En Bolivia, el programa Huellas, impulsado por FIDA, consolidó una ruta integral que conecta formación emprendedora de Triple Impacto, asistencia técnica personalizada y acceso a canales permanentes de comercialización para jóvenes emprendedores rurales. La intervención se desarrolló en tres territorios con realidades distintas: en Norte Potosí, jóvenes de zonas rurales fortalecen la cadena de valor de granos andinos y reducen la migración juvenil; en Pando, se rescata el patrimonio alimentario amazónico con la transformación de castaña, asaí, cacao y otros frutos del bosque; y en La Paz, jóvenes de Viacha y Achocalla desarrollan emprendimientos agroindustriales y gastronómicos. Cada territorio aporta un valor diferenciado, resiliencia rural en el Altiplano, innovación amazónica en Pando y expansión periurbana en La Paz, todo bajo un marco de inclusión de género y sostenibilidad que ha logrado una participación mayoritariamente femenina.
El eje transformador de la intervención es la apertura de espacios permanentes de comercialización propios, diseñados para y por jóvenes emprendedores. En Pando, la inauguración del Mercado de Bio Emprendimientos YAWA consolidó un punto de venta permanente con identidad amazónica, donde los jóvenes comercializan directamente sus productos transformados y construyen relación con el consumidor local.

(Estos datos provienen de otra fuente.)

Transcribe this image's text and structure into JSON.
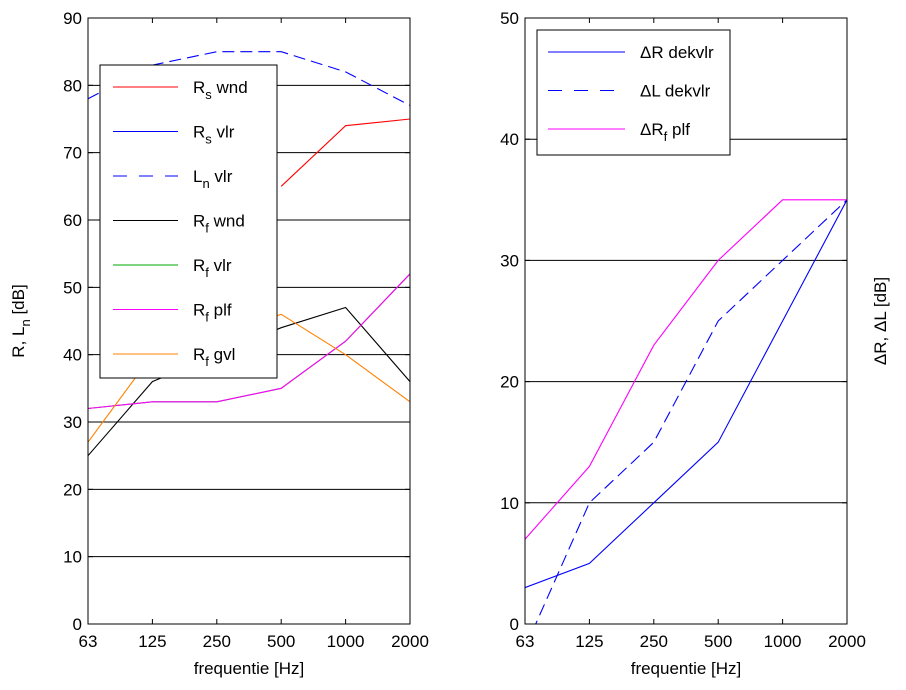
{
  "chart_data": [
    {
      "type": "line",
      "categories": [
        "63",
        "125",
        "250",
        "500",
        "1000",
        "2000"
      ],
      "xlabel": "frequentie [Hz]",
      "ylabel": {
        "main": "R, L",
        "sub": "n",
        "unit": " [dB]"
      },
      "ylim": [
        0,
        90
      ],
      "yticks": [
        0,
        10,
        20,
        30,
        40,
        50,
        60,
        70,
        80,
        90
      ],
      "grid": "horizontal",
      "legend_position": "upper-left",
      "series": [
        {
          "name": "R_s wnd",
          "main": "R",
          "sub": "s",
          "rest": " wnd",
          "color": "#ff0000",
          "dash": "solid",
          "values": [
            null,
            null,
            null,
            65,
            74,
            75
          ]
        },
        {
          "name": "R_s vlr",
          "main": "R",
          "sub": "s",
          "rest": " vlr",
          "color": "#0000ff",
          "dash": "solid",
          "values": [
            null,
            null,
            null,
            null,
            null,
            null
          ]
        },
        {
          "name": "L_n vlr",
          "main": "L",
          "sub": "n",
          "rest": " vlr",
          "color": "#0000ff",
          "dash": "dashed",
          "values": [
            78,
            83,
            85,
            85,
            82,
            77
          ]
        },
        {
          "name": "R_f wnd",
          "main": "R",
          "sub": "f",
          "rest": " wnd",
          "color": "#000000",
          "dash": "solid",
          "values": [
            25,
            36,
            40,
            44,
            47,
            36
          ]
        },
        {
          "name": "R_f vlr",
          "main": "R",
          "sub": "f",
          "rest": " vlr",
          "color": "#00aa00",
          "dash": "solid",
          "values": [
            32,
            33,
            33,
            35,
            42,
            52
          ]
        },
        {
          "name": "R_f plf",
          "main": "R",
          "sub": "f",
          "rest": " plf",
          "color": "#ff00ff",
          "dash": "solid",
          "values": [
            32,
            33,
            33,
            35,
            42,
            52
          ]
        },
        {
          "name": "R_f gvl",
          "main": "R",
          "sub": "f",
          "rest": " gvl",
          "color": "#ff8000",
          "dash": "solid",
          "values": [
            27,
            40,
            43,
            46,
            40,
            33
          ]
        }
      ]
    },
    {
      "type": "line",
      "categories": [
        "63",
        "125",
        "250",
        "500",
        "1000",
        "2000"
      ],
      "xlabel": "frequentie [Hz]",
      "ylabel": {
        "main": "ΔR, ΔL [dB]"
      },
      "ylim": [
        0,
        50
      ],
      "yticks": [
        0,
        10,
        20,
        30,
        40,
        50
      ],
      "grid": "horizontal",
      "legend_position": "upper-left",
      "series": [
        {
          "name": "ΔR dekvlr",
          "main": "ΔR",
          "sub": "",
          "rest": " dekvlr",
          "color": "#0000ff",
          "dash": "solid",
          "values": [
            3,
            5,
            10,
            15,
            25,
            35
          ]
        },
        {
          "name": "ΔL dekvlr",
          "main": "ΔL",
          "sub": "",
          "rest": " dekvlr",
          "color": "#0000ff",
          "dash": "dashed",
          "values": [
            -2,
            10,
            15,
            25,
            30,
            35
          ]
        },
        {
          "name": "ΔR_f plf",
          "main": "ΔR",
          "sub": "f",
          "rest": " plf",
          "color": "#ff00ff",
          "dash": "solid",
          "values": [
            7,
            13,
            23,
            30,
            35,
            35
          ]
        }
      ]
    }
  ]
}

En La Paz, el Mercado WAYNA se posicionó como canal permanente que conecta a emprendedores periurbanos con consumidores urbanos en entornos competitivos, y además se inauguró un espacio de autoservicio que amplía las modalidades de acceso al cliente. Estos espacios han despertado el interés institucional, lo que valida su pertinencia como mecanismo innovador de inserción comercial juvenil y los posiciona como referencia en la región.
La innovación metodológica del programa radica en condicionar cada etapa de apoyo a la validación real del mercado, utilizando ferias de prototipado como puente entre la formación y la comercialización. Antes de acceder a capital semilla o a canales permanentes, los jóvenes confrontan sus productos con compradores reales en estos espacios de validación temprana, ajustando propuestas de valor y estrategias comerciales con base en retroalimentación directa. Este enfoque evita el asistencialismo y asegura que los recursos lleguen a negocios con tracción comercial demostrada. Integrado con el enfoque de Triple Impacto, el modelo genera emprendimientos que no solo producen ingresos, sino que valorizan el patrimonio alimentario local y fortalecen el tejido comunitario, demostrando que la ruta formación – validación – mercado es el camino más efectivo para que la juventud rural transforme sus saberes en medios de vida sostenibles.